Я думала, что Зоя смутится и станет оправдываться, но ничуть не бывало. Она отвечала мне таким спокойным голосом, будто рыться в чужих сумках – норма повседневной жизни:

– Я же не знала, что ты тоже припрешься туда. А твое барахло надела, чтобы меня не узнали. Я уже во всей своей одежде по лагерю ходила. Каждый бы меня узнал.

– И все равно: непорядочно лезть в чужую сумку и брать чужие вещи без спросу!

Я хотела этим заявлением все-таки укорить бесстыдную Зою, но меня вдруг будто кипятком обдало от страха. Я бросилась к своей сумке и принялась перебирать вещи. Одну за другой, одну за другой… Дневника не было… Я копалась и копалась в сумке и очень боялась спросить Зою, где мой дневник. Может быть, я сама его переложила в какое-то другое место, а потому не стоит никому признаваться, что эта рудиментарная вещь у меня присутствует? Сейчас никто не пишет дневников. Это глупо. Меня могут неправильно понять и поднимут на смех.

Я уселась на пол, вытряхнула рядом с собой содержимое сумки и всю ее ощупала, все кармашки и все отделения на «молниях». Дневника не было. Я начала перетряхивать вещи, ощупывая даже трусы с колготками, как будто в них могла затеряться общая тетрадь. Потом я уложила обратно в пустую сумку каждую вещь по отдельности, последним запихнула черный бадлон, и удостоверилась окончательно: дневника нет.

Я бросилась к прикроватной тумбочке и вывалила на пол все, что там было: мыло, пасту, мочалку, нехитрую свою косметику, салфетки и прочее… Тумбочка была пуста. Среди валяющихся на полу предметов гигиены дневника тоже не было. Трясущимися руками я перерыла всю свою постель, встроенный шкаф и все газеты и журналы, которые цветными грудами лежали у нас на столе и на подоконнике. Дневника нигде не было.

Больше всего мне не нравилось то, что Зоя ни разу не спросила меня, что я ищу с такими сумасшедшими глазами. Она знает, что я ищу? Это она взяла дневник? Я боялась спросить. Если она, то это конец. В дневнике столько всего написано про Игоря, что действительно можно подумать: именно Катя Максимова изуродовала Риту. Из ревности.
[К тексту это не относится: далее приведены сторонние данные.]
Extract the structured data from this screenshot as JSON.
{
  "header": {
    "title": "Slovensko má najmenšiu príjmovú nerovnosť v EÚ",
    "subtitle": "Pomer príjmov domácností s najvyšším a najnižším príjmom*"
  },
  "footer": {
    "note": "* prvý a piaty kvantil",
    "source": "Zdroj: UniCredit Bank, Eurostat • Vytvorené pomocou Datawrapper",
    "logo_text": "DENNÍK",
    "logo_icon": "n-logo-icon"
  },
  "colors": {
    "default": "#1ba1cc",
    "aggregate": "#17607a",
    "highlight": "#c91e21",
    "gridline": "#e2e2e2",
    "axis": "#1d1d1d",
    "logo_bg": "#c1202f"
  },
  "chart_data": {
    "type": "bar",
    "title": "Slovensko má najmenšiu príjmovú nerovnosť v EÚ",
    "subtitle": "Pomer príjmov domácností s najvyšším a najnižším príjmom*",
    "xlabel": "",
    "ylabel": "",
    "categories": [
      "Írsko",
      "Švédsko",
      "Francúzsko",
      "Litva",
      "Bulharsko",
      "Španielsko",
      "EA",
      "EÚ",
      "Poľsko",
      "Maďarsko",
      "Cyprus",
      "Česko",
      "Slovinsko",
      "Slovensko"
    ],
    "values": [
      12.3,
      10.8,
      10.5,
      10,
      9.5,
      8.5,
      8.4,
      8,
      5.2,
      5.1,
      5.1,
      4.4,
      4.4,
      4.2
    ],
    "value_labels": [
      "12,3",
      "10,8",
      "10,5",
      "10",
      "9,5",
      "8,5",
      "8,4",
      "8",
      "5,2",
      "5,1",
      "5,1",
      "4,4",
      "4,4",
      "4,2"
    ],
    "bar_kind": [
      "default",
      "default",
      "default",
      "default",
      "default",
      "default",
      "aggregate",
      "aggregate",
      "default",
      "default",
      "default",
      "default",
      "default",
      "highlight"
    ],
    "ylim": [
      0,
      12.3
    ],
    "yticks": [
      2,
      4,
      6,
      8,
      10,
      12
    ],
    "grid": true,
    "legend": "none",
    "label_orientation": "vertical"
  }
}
А еще в дневнике написано многое из того, что вообще не для чужих глаз, например, про то, как я примеряла мамин бюстгальтер, и про последний день Помпеи. А что, если это прочитают мальчишки? Какой ужас! Я опозорюсь так, что впору будет бежать из лагеря.

Все, опишу завтра. Я когда вспоминаю тот день, у меня начинают дрожать пальцы. Девчонки! Никогда не пишите дневников! Они могут попасть в чужие руки, и тогда… Впрочем, нет! Пишите! Делайте то, что считаете нужным! Подлые и непорядочные люди вам не указ!

29 ноября

Долго не могла найти в себе силы дописать, что было дальше. Одно время хотела даже выбросить обе тетради, а потом подумала, что обязательно допишу и сохраню их. Когда у меня родится дочка и будет страдать от безответной любви, я дам ей почитать свои записки. Она поймет, что не одна такая на свете, что многие страдали и до нее и будут страдать после. Мы обязательно с ней поговорим обо всем. Она раскроет мне свою душу, и я помогу ей: утешу, объясню и посочувствую. С советами лезть ни за что не буду, потому что в таком тонком деле советовать опасно. Можно промахнуться, и тогда все! Катастрофа!

Я тогда в лагере была одна. Со мной были только моя несчастная любовь и мое горе. И некому было мне помочь.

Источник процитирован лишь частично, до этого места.